In ogni caso, va affermato che il concetto di fraternità non è però del tutto assente: esso riemerge frequentemente non solo in sinonimi come solidarietà, cooperazione, lealtà, mutualità, reciprocità, interdipendenza, ma anche nella sua pregnante specificità di dimensione essenziale dell’essere umano che «ci porta a vedere e trattare ogni persona come una vera sorella e un vero fratello», nonché di anelito insopprimibile «che sospinge verso la comunione con gli altri, nei quali troviamo non nemici o concorrenti, ma fratelli da accogliere ed abbracciare».[13]
Tutti dovremmo sentirci impegnati a contribuire a far sì che il XXI secolo sia – come sembra auspicare la Corte costituzionale francese nella sentenza esaminata – il secolo in cui la fraternità si coniugherà doverosamente, anche a livello economico e politico, con la libertà e l’uguaglianza.
[1] Articolo 622-1 del CESEDA (acronimo di Code de l’entrée et de séjour des étrangers et du droit d’asile/”Codice dell’ingresso e del soggiorno degli stranieri e del diritto di asilo”).
[2] Tecnicamente “questione prioritaria di costituzionalità” (QPC).
[3] Cf. SettimanaNews.it n. 28/2018 (del 9 al 15 luglio), Francia: “principio costituzionale”, di Jean-Christophe Ploquin.
[4] Si tratta della sentenza n. 2018-717/718 QPC del 6 luglio 2018 [Délit d’aide à l’entrée, à la circulation ou au séjour irréguliers d’un étranger], reperibile in www.conseil-constitutionnel.fr.
[5] Il termine “ingresso” corrisponde all’attraversamento di una frontiera da parte della persona straniera. Secondo la giurisprudenza francese i termini “circolazione” e “soggiorno” tendono ad essere indifferentemente utilizzati per incriminare gli aiuti concessi al fine di permettere la presenza, anche fugace, dello straniero sul suolo francese.
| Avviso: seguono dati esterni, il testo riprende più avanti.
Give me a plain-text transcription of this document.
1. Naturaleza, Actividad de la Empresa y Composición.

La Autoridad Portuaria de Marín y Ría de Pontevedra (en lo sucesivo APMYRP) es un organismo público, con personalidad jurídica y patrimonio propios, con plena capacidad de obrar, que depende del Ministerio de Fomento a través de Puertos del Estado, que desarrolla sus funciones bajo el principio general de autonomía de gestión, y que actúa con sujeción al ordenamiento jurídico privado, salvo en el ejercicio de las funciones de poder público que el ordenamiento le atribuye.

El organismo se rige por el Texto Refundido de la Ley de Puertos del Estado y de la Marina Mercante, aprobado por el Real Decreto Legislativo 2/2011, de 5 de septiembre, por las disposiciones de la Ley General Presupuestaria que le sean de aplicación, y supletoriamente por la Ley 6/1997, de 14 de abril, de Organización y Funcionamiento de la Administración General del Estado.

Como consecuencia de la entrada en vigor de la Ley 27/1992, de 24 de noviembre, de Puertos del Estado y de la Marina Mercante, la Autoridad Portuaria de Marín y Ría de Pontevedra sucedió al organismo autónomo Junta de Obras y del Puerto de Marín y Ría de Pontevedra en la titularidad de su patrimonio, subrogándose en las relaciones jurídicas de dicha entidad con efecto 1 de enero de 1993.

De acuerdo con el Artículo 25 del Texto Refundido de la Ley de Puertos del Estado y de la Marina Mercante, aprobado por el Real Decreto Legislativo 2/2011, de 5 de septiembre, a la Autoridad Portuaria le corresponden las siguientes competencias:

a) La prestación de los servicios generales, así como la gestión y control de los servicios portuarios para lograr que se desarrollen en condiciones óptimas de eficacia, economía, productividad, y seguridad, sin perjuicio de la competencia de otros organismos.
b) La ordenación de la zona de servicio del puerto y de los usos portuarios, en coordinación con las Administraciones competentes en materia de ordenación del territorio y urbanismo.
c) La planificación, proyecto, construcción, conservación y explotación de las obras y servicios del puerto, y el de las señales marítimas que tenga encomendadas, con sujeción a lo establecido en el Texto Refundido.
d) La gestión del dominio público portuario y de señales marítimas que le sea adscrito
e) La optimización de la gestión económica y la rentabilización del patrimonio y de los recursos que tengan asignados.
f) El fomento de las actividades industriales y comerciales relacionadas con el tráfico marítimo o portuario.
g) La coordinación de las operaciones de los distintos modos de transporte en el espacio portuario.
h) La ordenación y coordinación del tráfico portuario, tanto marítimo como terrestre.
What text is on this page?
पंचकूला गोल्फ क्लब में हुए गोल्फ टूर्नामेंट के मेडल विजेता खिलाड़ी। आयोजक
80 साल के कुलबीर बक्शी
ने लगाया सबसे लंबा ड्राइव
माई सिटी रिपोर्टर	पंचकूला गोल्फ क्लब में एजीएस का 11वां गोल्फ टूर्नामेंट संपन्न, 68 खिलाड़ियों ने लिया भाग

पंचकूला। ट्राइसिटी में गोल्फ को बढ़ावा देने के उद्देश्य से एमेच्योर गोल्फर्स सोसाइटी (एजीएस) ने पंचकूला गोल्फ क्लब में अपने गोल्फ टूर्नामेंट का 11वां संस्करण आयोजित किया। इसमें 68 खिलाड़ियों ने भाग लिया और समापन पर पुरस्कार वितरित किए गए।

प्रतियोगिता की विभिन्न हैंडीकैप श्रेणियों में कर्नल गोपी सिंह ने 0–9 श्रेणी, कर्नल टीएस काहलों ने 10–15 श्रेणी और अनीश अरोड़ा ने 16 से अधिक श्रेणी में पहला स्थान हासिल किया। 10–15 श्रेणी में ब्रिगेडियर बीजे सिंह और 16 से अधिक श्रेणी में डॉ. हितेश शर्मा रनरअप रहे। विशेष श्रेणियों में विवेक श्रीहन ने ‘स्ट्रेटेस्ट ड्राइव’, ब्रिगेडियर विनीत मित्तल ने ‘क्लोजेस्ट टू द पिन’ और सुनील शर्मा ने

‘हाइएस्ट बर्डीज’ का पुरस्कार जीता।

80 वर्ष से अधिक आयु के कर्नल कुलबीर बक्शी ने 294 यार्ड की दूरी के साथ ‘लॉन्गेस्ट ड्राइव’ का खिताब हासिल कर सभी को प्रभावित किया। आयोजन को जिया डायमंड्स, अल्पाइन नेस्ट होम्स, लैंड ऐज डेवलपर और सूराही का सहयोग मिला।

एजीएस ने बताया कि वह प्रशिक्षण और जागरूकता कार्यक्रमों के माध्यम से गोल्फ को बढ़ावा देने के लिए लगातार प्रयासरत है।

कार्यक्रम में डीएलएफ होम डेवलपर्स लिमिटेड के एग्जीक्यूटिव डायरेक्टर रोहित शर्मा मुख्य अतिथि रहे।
[6] Il reato non è escluso allorquando lo straniero beneficiario dell’aiuto per un soggiorno irregolare vive in stato di poligamia o quando lo straniero è il coniuge di una persona poligama residente in Francia con il primo coniuge.
[7] Quest’ultima ipotesi di esclusione della sanzione penale era stata inserita nel 2003 con legge 1119 del 26 novembre 2003 per dare attuazione alla cosiddetta “clausola umanitaria” prevista dalla direttiva 2002/90/CE, che lasciava agli Stati la possibilità di non perseguire gli atti di favoreggiamento dell’immigrazione irregolare compiuti a scopo umanitario.
[8] Cf. www.delinquantssolidaires.org/le-manifeste.
[9] Il comma 4 dell’articolo 2 della Costituzione francese recita: “La devise de la République est Liberté, égalité, Fraternité” (“Il motto della Repubblica è Libertà, Eguaglianza, Frternità”)
[10] È quanto si legge nel “commento” ufficiale della sentenza del Conseil Costitutionnel.
[11] Tuttavia, una tale tecnica decisoria non è propria al giudice delle leggi francese, che è solito adottare un approccio di grande deferenza nei confronti della discrezionalità del legislatore e fa dunque ricorso alle riserve additive solo eccezionalmente e con portata meramente transitoria (ed è questo il caso, si vedrà, anche in questa occasione). I giudici hanno così preferito limitarsi a dichiarare l’incostituzionalità dei termini “al soggiorno irregolare” iscritti all’art. 622-4 che enumera le ipotesi scriminanti, con la conseguenza che tale dichiarazione di incostituzionalità, senza un intervento da parte del legislatore, porterebbe ad estendere l’applicazione delle scriminanti a tutti gli atti di favoreggiamento dell’immigrazione irregolare, che si tratti dell’ingresso, della circolazione o del soggiorno.
[12] Cosa che il legislatore francese dovrà fare presumibilmente nell’ambito dell’esame del disegno di legge, attualmente in discussione, “pour une immigration maîtrisée, un droit d’asile effectif et une intégration réussie”.
[13] Papa Francesco, dal messaggio dell’8 dicembre 2013 per la celebrazione della 47ª giornata mondiale della pace 1° gennaio 2014, “Fraternità, fondamento e via per la pace”.